Using the stories of Abraham, Joseph, Moses, Gideon, David, Solomon, Nehemiah, Job, Peter, and Paul, Morley creates a book which allows readers to grow closer to the Lord through the examples these disciples lived. One of the things I love about the book is it’s emphasis throughout on the grace of God as demonstrated and given through Jesus. While there are plenty of instances where the book gives very specific (and biblical) calls for action on our part, it is always in response to what God does first.

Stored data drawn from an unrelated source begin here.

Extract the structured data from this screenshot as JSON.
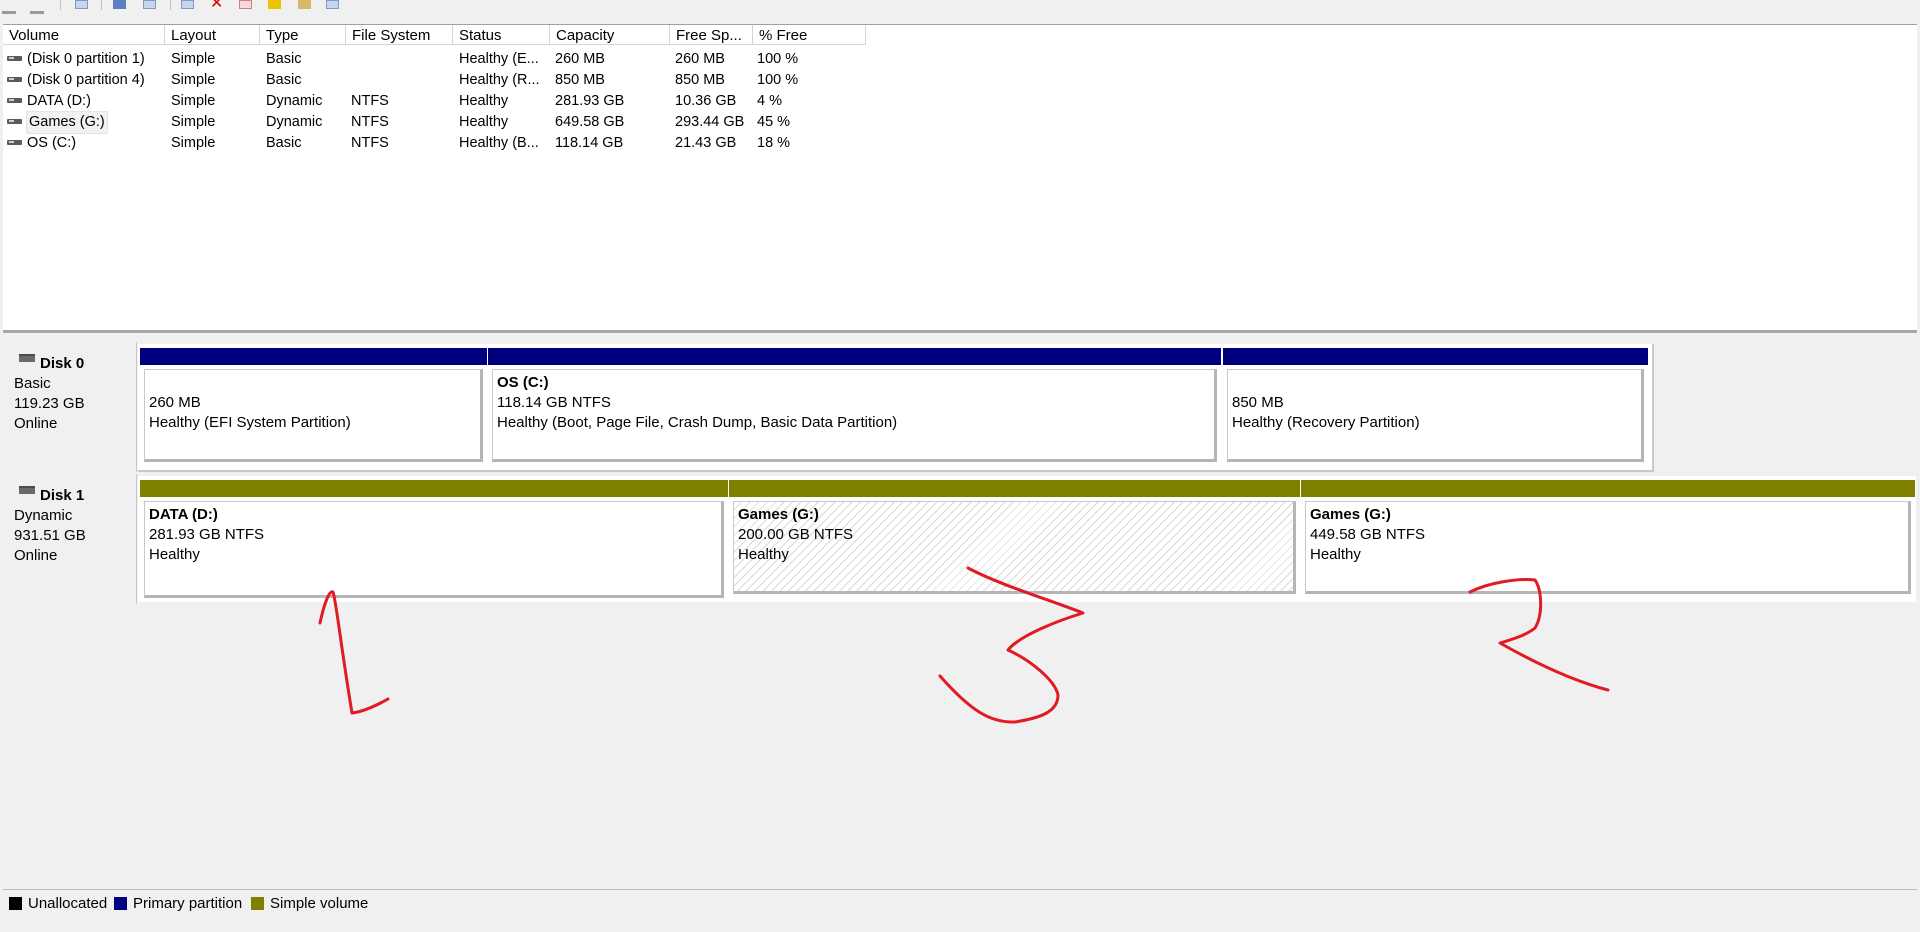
{
  "columns": [
    "Volume",
    "Layout",
    "Type",
    "File System",
    "Status",
    "Capacity",
    "Free Sp...",
    "% Free"
  ],
  "volumes": [
    {
      "name": "(Disk 0 partition 1)",
      "layout": "Simple",
      "type": "Basic",
      "fs": "",
      "status": "Healthy (E...",
      "capacity": "260 MB",
      "free": "260 MB",
      "pct": "100 %"
    },
    {
      "name": "(Disk 0 partition 4)",
      "layout": "Simple",
      "type": "Basic",
      "fs": "",
      "status": "Healthy (R...",
      "capacity": "850 MB",
      "free": "850 MB",
      "pct": "100 %"
    },
    {
      "name": "DATA (D:)",
      "layout": "Simple",
      "type": "Dynamic",
      "fs": "NTFS",
      "status": "Healthy",
      "capacity": "281.93 GB",
      "free": "10.36 GB",
      "pct": "4 %"
    },
    {
      "name": "Games (G:)",
      "layout": "Simple",
      "type": "Dynamic",
      "fs": "NTFS",
      "status": "Healthy",
      "capacity": "649.58 GB",
      "free": "293.44 GB",
      "pct": "45 %"
    },
    {
      "name": "OS (C:)",
      "layout": "Simple",
      "type": "Basic",
      "fs": "NTFS",
      "status": "Healthy (B...",
      "capacity": "118.14 GB",
      "free": "21.43 GB",
      "pct": "18 %"
    }
  ],
  "disks": [
    {
      "name": "Disk 0",
      "type": "Basic",
      "size": "119.23 GB",
      "state": "Online",
      "partitions": [
        {
          "title": "",
          "size": "260 MB",
          "status": "Healthy (EFI System Partition)",
          "kind": "primary"
        },
        {
          "title": "OS  (C:)",
          "size": "118.14 GB NTFS",
          "status": "Healthy (Boot, Page File, Crash Dump, Basic Data Partition)",
          "kind": "primary"
        },
        {
          "title": "",
          "size": "850 MB",
          "status": "Healthy (Recovery Partition)",
          "kind": "primary"
        }
      ]
    },
    {
      "name": "Disk 1",
      "type": "Dynamic",
      "size": "931.51 GB",
      "state": "Online",
      "partitions": [
        {
          "title": "DATA  (D:)",
          "size": "281.93 GB NTFS",
          "status": "Healthy",
          "kind": "simple"
        },
        {
          "title": "Games  (G:)",
          "size": "200.00 GB NTFS",
          "status": "Healthy",
          "kind": "simple",
          "selected": true
        },
        {
          "title": "Games  (G:)",
          "size": "449.58 GB NTFS",
          "status": "Healthy",
          "kind": "simple"
        }
      ]
    }
  ],
  "legend": [
    {
      "label": "Unallocated",
      "color": "#000000"
    },
    {
      "label": "Primary partition",
      "color": "#00007f"
    },
    {
      "label": "Simple volume",
      "color": "#7f7f00"
    }
  ],
  "annotations": {
    "color": "#e01b24",
    "marks": [
      "1",
      "3",
      "2"
    ]
  }
}
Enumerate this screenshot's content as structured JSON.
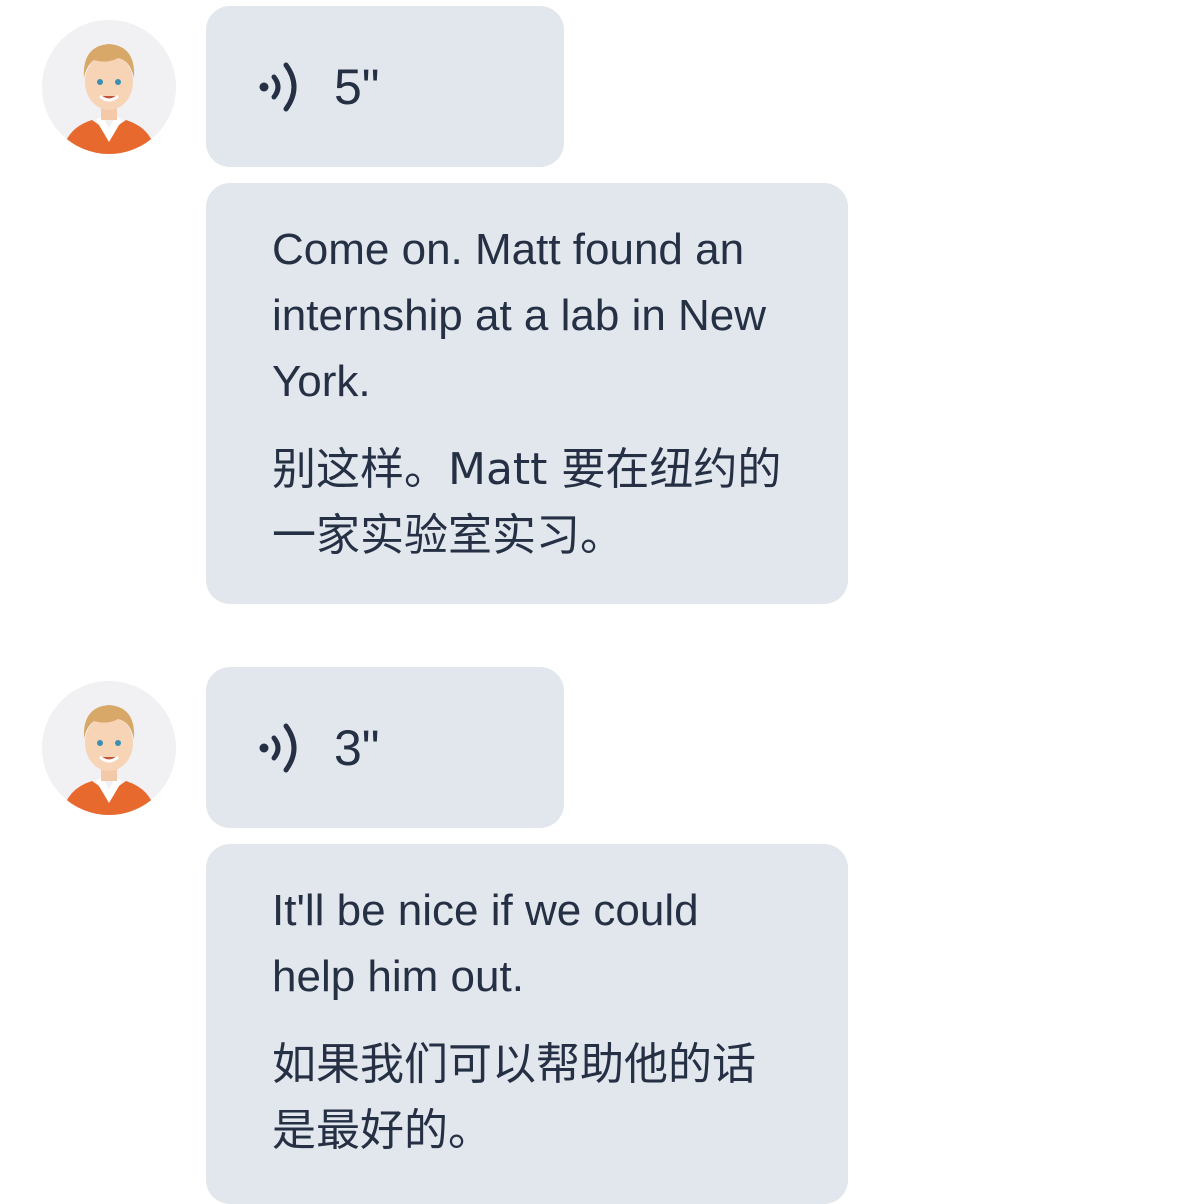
{
  "colors": {
    "bubble_bg": "#e2e6ed",
    "text": "#253044",
    "avatar_bg": "#f1f1f3",
    "avatar_shirt": "#e8692e"
  },
  "messages": [
    {
      "avatar_icon": "male-avatar-icon",
      "voice_icon": "sound-wave-icon",
      "duration": "5\"",
      "text_en": "Come on. Matt found an internship at a lab in New York.",
      "text_zh": "别这样。Matt 要在纽约的一家实验室实习。"
    },
    {
      "avatar_icon": "male-avatar-icon",
      "voice_icon": "sound-wave-icon",
      "duration": "3\"",
      "text_en": "It'll be nice if we could help him out.",
      "text_zh": "如果我们可以帮助他的话是最好的。"
    }
  ]
}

Morley makes it clear that God doesn’t only use “perfect” men to do his work, but rather meets us where we are at and then moves us to where He wants us to be – and the only thing we need is a willing and surrendered heart.
Speaking of the word surrender, one of my “aha’s” in the book was his distinction and explanation of the difference between the words “commitment” and “surrender”, and his observation that many Americans view their relationship with Christ as one of commitment rather than surrender. But what Jesus calls us to is not commitment – where everything rests on us – but rather surrender, where everything depends on him.

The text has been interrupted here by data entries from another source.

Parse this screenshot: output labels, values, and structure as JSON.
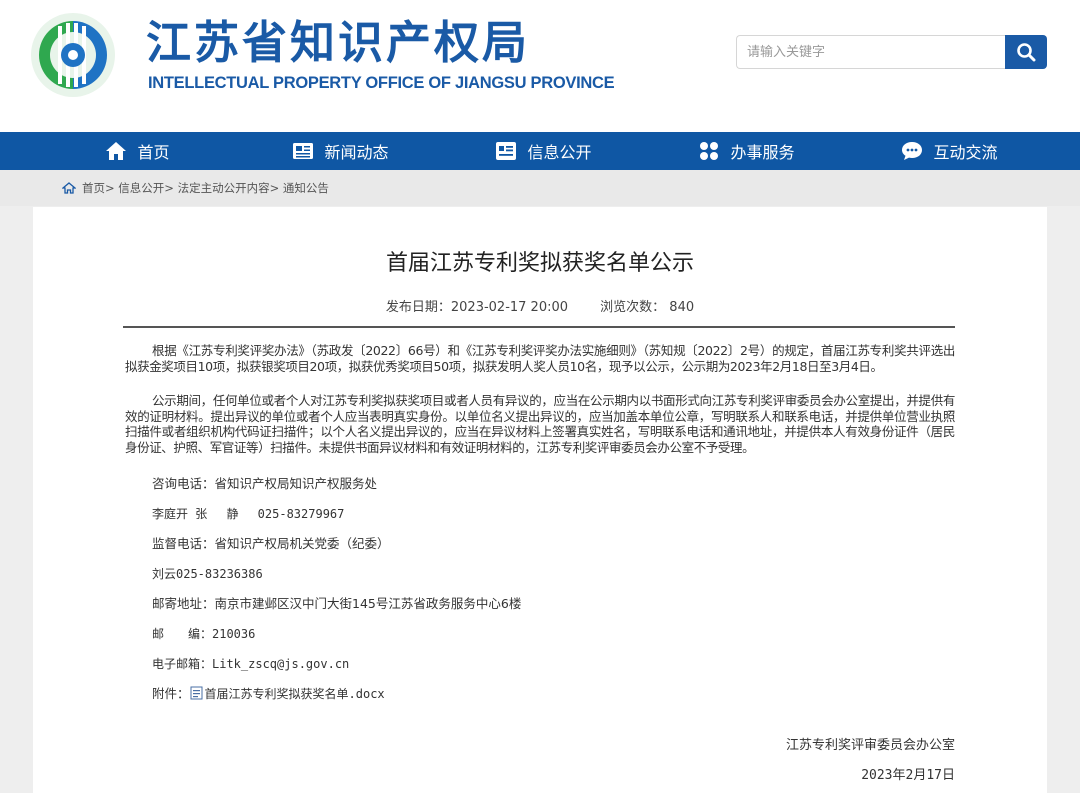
{
  "header": {
    "site_name_cn": "江苏省知识产权局",
    "site_name_en": "INTELLECTUAL PROPERTY OFFICE OF JIANGSU PROVINCE",
    "logo_icon": "jiangsu-ipo-logo",
    "search": {
      "placeholder": "请输入关键字",
      "icon": "search-icon"
    }
  },
  "nav": {
    "items": [
      {
        "label": "首页",
        "icon": "home-icon"
      },
      {
        "label": "新闻动态",
        "icon": "newspaper-icon"
      },
      {
        "label": "信息公开",
        "icon": "info-card-icon"
      },
      {
        "label": "办事服务",
        "icon": "grid-icon"
      },
      {
        "label": "互动交流",
        "icon": "chat-icon"
      }
    ]
  },
  "breadcrumb": "首页> 信息公开> 法定主动公开内容> 通知公告",
  "article": {
    "title": "首届江苏专利奖拟获奖名单公示",
    "publish_date": "发布日期：2023-02-17 20:00",
    "views": "浏览次数： 840",
    "paragraphs": [
      "根据《江苏专利奖评奖办法》（苏政发〔2022〕66号）和《江苏专利奖评奖办法实施细则》（苏知规〔2022〕2号）的规定，首届江苏专利奖共评选出拟获金奖项目10项，拟获银奖项目20项，拟获优秀奖项目50项，拟获发明人奖人员10名，现予以公示，公示期为2023年2月18日至3月4日。",
      "公示期间，任何单位或者个人对江苏专利奖拟获奖项目或者人员有异议的，应当在公示期内以书面形式向江苏专利奖评审委员会办公室提出，并提供有效的证明材料。提出异议的单位或者个人应当表明真实身份。以单位名义提出异议的，应当加盖本单位公章，写明联系人和联系电话，并提供单位营业执照扫描件或者组织机构代码证扫描件；以个人名义提出异议的，应当在异议材料上签署真实姓名，写明联系电话和通讯地址，并提供本人有效身份证件（居民身份证、护照、军官证等）扫描件。未提供书面异议材料和有效证明材料的，江苏专利奖评审委员会办公室不予受理。"
    ],
    "contact_consult": "咨询电话：省知识产权局知识产权服务处",
    "contact_consult_names": "李庭开 张　 静　 025-83279967",
    "contact_supervise": "监督电话：省知识产权局机关党委（纪委）",
    "contact_supervise_names": "刘云025-83236386",
    "mail_address": "邮寄地址：南京市建邺区汉中门大街145号江苏省政务服务中心6楼",
    "postcode": "邮　　编：210036",
    "email": "电子邮箱：Litk_zscq@js.gov.cn",
    "attachment_label": "附件：",
    "attachment_file": "首届江苏专利奖拟获奖名单.docx",
    "attachment_icon": "document-icon",
    "signature_org": "江苏专利奖评审委员会办公室",
    "signature_date": "2023年2月17日"
  },
  "colors": {
    "brand_blue": "#1a5aa6",
    "nav_blue": "#0f57a4",
    "logo_green": "#2fa84f",
    "logo_blue": "#1f73c4"
  }
}
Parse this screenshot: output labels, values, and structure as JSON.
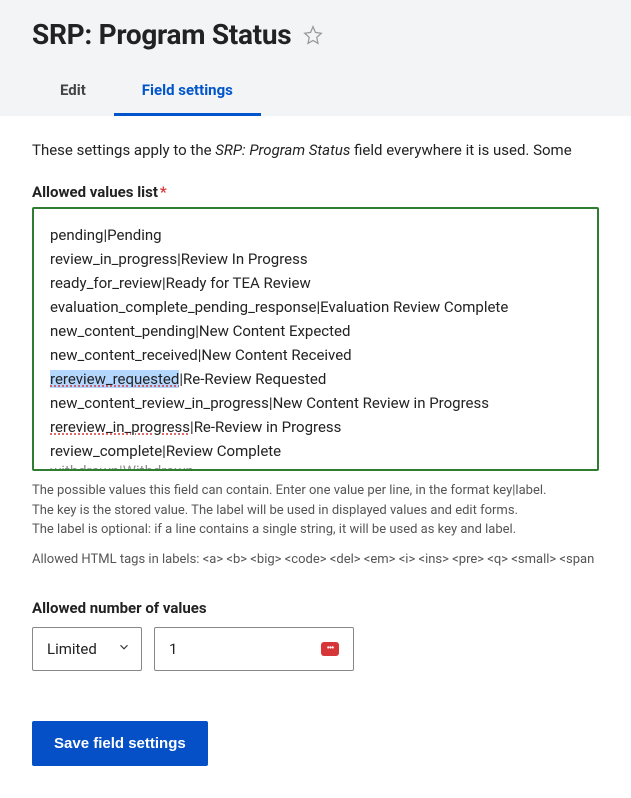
{
  "header": {
    "title": "SRP: Program Status"
  },
  "tabs": {
    "edit": "Edit",
    "field_settings": "Field settings"
  },
  "intro": {
    "prefix": "These settings apply to the ",
    "field_name": "SRP: Program Status",
    "suffix": " field everywhere it is used. Some "
  },
  "allowed_values": {
    "label": "Allowed values list",
    "lines": [
      {
        "text": "pending|Pending"
      },
      {
        "text": "review_in_progress|Review In Progress"
      },
      {
        "text": "ready_for_review|Ready for TEA Review"
      },
      {
        "text": "evaluation_complete_pending_response|Evaluation Review Complete"
      },
      {
        "text": "new_content_pending|New Content Expected"
      },
      {
        "text": "new_content_received|New Content Received"
      },
      {
        "key": "rereview_requested",
        "sep": "|",
        "label": "Re-Review Requested",
        "highlighted": true
      },
      {
        "text": "new_content_review_in_progress|New Content Review in Progress"
      },
      {
        "key": "rereview_in_progress",
        "sep": "|",
        "label": "Re-Review in Progress",
        "spellcheck": true
      },
      {
        "text": "review_complete|Review Complete"
      },
      {
        "text": "withdrawn|Withdrawn",
        "cut": true
      }
    ],
    "help_line1": "The possible values this field can contain. Enter one value per line, in the format key|label.",
    "help_line2": "The key is the stored value. The label will be used in displayed values and edit forms.",
    "help_line3": "The label is optional: if a line contains a single string, it will be used as key and label.",
    "allowed_tags": "Allowed HTML tags in labels: <a> <b> <big> <code> <del> <em> <i> <ins> <pre> <q> <small> <span"
  },
  "number_of_values": {
    "label": "Allowed number of values",
    "select_value": "Limited",
    "input_value": "1",
    "badge": "•••"
  },
  "save_button": "Save field settings"
}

At the climax of the book Morley highlights how men mentoring men can have a profound impact on families, churches, and communities. He doesn’t do this is a chauvinistic way, and neither does he dismiss the roll of women, he simply points out the importance of how God wants to use men to reach the hurting and the lost. In fact, I truly believe the vast majority of the book is not specific to “men” but rather to followers of Jesus regardless of gender; the exception to that is some very specific instruction regarding the importance and impact men have in the lives of their families and society in general.
To reinforce how much I thought of the book, I actually shared an entire chapter with the leadership team from my church – something I’ve never done before. Morley’s emphasis on discipleship, particularly men’s discipleship, is demonstrated throughout the book. I truly believe if what he highlights from scripture were actually put into practice we would see a transformation in our churches and communities. Morley preaches servant leadership throughout the book, of living a life surrendered to the King of Kings and reaching out to serve and meet the needs of those around us. Throughout the book he also weaves multiple scriptural references, and none of them were taken out of context.
If you’d like to examine a free copy of the first chapter, visit this link.
Overall, I’m giving this book a 5/5 stars – meaning I highly recommend the book. For the record, I did receive a free copy of the book from the publisher in exchange for an honest, though not necessarily favorable, review.